The emerging markets-focused firm sealed two transactions, including its first from an Africa-focused SMA.

Leapfrog Investments closed two deals in June – including its debut transaction from a separately managed account targeted at African markets.

The firm, which is focused on emerging markets and headquartered in Mauritius, invested $180 million in Enterprise Group, a Ghanaian insurance company, according to a statement. This is Leapfrog’s largest investment and the first from Leapfrog Strategic African Investments, a $350 million separately managed account raised to target insurance companies in high-growth African markets.

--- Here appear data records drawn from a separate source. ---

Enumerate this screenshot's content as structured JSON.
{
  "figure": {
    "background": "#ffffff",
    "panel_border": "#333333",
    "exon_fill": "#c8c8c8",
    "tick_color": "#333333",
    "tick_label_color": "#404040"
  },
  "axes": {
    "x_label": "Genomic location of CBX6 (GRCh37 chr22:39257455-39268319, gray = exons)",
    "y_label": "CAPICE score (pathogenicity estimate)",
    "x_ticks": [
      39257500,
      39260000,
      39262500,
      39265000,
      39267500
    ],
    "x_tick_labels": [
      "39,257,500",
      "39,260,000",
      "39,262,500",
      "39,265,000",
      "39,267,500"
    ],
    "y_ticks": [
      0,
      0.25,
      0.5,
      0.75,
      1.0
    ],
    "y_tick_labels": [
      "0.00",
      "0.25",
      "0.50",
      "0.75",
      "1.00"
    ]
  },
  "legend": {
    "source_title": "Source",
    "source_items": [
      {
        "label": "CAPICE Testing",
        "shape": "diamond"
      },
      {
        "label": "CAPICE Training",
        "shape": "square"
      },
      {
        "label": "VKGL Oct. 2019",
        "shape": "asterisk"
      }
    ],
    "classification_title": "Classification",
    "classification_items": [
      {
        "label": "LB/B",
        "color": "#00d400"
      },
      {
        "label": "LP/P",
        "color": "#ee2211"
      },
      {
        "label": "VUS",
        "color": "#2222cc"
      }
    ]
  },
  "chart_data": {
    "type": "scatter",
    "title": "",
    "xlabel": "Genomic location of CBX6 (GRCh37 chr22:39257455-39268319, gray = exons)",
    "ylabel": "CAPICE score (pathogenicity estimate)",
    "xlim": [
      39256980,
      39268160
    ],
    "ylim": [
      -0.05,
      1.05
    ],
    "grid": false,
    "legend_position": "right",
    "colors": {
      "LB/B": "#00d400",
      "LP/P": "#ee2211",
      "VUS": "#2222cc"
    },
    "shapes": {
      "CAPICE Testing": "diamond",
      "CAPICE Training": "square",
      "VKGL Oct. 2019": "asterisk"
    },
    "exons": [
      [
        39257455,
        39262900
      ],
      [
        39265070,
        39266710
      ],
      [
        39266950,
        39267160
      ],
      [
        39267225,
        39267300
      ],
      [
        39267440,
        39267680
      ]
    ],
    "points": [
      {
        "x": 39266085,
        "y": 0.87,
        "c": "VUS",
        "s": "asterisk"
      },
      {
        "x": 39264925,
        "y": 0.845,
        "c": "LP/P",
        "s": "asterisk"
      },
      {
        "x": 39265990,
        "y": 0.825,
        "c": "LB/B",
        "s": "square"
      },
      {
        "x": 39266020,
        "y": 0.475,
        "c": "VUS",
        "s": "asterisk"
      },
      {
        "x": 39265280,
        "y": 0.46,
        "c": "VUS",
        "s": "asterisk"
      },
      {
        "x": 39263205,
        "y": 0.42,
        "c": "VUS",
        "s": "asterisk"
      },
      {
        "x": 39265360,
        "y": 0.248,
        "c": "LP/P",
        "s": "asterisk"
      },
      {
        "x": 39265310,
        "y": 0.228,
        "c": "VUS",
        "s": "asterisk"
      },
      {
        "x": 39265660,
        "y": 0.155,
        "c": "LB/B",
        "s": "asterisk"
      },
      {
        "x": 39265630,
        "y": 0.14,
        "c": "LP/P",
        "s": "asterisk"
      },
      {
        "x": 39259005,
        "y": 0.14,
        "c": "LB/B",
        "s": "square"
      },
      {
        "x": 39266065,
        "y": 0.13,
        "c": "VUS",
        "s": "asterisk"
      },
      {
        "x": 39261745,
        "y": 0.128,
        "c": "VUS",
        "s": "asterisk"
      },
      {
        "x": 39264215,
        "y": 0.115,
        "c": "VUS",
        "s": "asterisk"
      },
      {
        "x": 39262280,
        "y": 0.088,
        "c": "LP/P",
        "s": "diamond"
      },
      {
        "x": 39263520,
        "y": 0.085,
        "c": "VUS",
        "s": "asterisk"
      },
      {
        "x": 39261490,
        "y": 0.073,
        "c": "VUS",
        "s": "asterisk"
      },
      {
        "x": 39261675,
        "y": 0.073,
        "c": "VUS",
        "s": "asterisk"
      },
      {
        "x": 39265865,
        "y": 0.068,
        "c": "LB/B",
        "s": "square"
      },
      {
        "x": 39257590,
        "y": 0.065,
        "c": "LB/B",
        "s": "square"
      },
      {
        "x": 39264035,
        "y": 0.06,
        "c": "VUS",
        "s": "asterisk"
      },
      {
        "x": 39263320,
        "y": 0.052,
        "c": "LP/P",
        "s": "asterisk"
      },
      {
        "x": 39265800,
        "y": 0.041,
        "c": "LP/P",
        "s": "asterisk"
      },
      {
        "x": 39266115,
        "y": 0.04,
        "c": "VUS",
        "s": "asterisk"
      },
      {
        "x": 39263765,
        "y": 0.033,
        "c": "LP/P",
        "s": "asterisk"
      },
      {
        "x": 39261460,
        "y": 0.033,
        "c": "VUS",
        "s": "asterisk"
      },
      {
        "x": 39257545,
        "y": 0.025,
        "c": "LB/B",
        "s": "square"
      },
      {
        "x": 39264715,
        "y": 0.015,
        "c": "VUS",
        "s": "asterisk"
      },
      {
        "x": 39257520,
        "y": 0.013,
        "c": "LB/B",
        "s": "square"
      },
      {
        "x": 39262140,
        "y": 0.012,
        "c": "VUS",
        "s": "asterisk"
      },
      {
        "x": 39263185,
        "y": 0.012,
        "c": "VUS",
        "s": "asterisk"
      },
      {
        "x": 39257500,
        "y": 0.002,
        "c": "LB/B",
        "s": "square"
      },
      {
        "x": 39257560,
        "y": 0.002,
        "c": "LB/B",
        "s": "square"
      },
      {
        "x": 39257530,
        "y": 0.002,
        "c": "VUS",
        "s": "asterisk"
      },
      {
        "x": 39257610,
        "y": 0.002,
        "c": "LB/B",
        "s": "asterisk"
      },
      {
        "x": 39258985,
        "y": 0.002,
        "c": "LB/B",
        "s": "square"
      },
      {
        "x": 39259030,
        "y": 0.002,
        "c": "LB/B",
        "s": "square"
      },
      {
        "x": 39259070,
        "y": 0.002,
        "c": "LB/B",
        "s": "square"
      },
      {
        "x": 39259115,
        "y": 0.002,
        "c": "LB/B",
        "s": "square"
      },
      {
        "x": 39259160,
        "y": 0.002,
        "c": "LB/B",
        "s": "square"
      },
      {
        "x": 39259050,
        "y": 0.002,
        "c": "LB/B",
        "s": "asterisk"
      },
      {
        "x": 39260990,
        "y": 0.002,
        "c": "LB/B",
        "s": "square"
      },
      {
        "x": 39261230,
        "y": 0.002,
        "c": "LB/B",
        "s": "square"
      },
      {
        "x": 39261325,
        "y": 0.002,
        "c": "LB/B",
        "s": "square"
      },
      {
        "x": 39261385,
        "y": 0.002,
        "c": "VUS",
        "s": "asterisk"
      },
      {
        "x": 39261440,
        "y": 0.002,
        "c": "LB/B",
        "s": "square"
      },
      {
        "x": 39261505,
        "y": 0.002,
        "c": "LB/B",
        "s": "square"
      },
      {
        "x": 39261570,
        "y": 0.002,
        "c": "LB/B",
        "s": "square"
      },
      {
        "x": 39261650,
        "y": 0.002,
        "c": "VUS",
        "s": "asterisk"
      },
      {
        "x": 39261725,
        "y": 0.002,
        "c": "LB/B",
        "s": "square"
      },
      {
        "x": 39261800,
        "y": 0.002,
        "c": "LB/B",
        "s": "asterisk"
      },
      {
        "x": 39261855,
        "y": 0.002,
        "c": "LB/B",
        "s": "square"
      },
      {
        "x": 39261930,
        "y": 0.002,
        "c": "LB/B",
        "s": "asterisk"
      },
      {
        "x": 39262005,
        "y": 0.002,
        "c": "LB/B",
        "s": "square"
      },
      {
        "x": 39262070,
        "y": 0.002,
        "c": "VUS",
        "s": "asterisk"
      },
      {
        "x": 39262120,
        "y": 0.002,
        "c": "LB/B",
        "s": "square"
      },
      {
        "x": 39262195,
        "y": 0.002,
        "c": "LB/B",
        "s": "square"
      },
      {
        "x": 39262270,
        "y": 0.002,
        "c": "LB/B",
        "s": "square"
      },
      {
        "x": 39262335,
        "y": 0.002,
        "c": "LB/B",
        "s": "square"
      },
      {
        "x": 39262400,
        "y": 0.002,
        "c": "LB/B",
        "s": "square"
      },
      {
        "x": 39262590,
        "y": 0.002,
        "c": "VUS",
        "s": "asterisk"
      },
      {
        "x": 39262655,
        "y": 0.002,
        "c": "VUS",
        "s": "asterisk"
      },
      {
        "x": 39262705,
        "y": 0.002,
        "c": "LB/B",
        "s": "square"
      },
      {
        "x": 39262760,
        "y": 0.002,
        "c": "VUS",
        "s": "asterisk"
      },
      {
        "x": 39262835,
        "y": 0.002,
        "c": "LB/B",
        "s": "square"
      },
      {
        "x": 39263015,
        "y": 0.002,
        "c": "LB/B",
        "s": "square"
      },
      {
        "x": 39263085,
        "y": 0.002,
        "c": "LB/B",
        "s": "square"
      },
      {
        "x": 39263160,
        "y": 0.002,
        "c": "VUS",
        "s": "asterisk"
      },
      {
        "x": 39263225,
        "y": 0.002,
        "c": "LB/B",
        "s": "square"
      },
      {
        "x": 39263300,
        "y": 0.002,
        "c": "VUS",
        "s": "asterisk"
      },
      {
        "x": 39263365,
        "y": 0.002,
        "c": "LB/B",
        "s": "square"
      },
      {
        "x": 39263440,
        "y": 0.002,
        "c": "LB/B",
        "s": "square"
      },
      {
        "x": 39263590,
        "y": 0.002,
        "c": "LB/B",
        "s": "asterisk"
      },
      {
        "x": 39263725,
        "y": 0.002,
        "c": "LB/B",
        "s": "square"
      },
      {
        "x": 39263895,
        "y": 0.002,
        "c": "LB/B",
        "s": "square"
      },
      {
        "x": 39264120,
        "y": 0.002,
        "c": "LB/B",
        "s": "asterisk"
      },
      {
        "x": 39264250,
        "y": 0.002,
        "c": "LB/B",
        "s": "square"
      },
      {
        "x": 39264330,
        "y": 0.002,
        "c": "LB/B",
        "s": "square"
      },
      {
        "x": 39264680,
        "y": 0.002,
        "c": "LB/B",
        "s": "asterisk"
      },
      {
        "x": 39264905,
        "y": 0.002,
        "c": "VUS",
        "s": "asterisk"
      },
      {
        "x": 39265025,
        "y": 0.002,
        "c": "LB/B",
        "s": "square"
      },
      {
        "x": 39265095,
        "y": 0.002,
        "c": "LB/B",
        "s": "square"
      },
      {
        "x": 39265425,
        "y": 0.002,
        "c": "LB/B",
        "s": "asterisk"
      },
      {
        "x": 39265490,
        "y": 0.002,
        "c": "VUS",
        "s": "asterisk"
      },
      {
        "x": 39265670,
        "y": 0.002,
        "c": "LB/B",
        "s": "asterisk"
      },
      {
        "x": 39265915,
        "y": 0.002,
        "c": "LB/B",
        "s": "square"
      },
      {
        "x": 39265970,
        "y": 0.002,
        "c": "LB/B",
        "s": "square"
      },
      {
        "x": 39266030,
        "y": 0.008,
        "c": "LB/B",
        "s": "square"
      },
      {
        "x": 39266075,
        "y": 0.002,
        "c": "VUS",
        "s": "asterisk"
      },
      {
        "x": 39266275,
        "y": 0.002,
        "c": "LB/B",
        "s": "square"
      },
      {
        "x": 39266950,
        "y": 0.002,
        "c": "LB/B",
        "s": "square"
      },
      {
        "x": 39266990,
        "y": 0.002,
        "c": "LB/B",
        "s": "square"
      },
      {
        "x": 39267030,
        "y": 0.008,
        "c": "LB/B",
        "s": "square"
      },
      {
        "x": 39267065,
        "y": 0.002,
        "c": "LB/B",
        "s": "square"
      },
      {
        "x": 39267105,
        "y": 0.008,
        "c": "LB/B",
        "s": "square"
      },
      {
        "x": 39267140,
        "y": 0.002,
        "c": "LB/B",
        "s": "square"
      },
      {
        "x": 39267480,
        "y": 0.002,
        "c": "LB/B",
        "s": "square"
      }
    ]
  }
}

Prudential Financial is the main investor in that fund, Private Equity International reported.

Around $130 million of the $180 million was used to purchase a stake from Sanlam Emerging Markets Proprietary Limited, a subsidiary of South African investment manager Sanlam Group. It is using the proceeds of the sale to grow an existing holding in Saham Finances, a Moroccan insurance company, according to Sanlam.

Enterprise Group offers insurance, life cover and pensions. It has more than $50 million in premiums and reported a 26 percent compound annual growth rate in premiums between 2013 and 2015, according to Leapfrog partner Stewart Langdon. Only around 5 percent of Ghanaian adults have some form of insurance and the market is growing at 30 percent a year, according to the World Bank.

In mid-June, Leapfrog also partnered with Omidyar Network, an investment firm run by eBay founder Pierre Omidyar, to acquire a majority stake in financial technology provider Cignifi.

Cignifi runs a big data platform that carries out credit scoring based on non-financial data, allowing people without bank accounts to access credit. It does this mainly by analysing mobile phone data, such as ingoing and ongoing calls and texts, the amount of time a person spends at home or in work and interactions with other lenders.

McKinsey and the International Finance Corporation estimate that the unmet need for credit among emerging markets businesses alone is worth at least $2.1 trillion.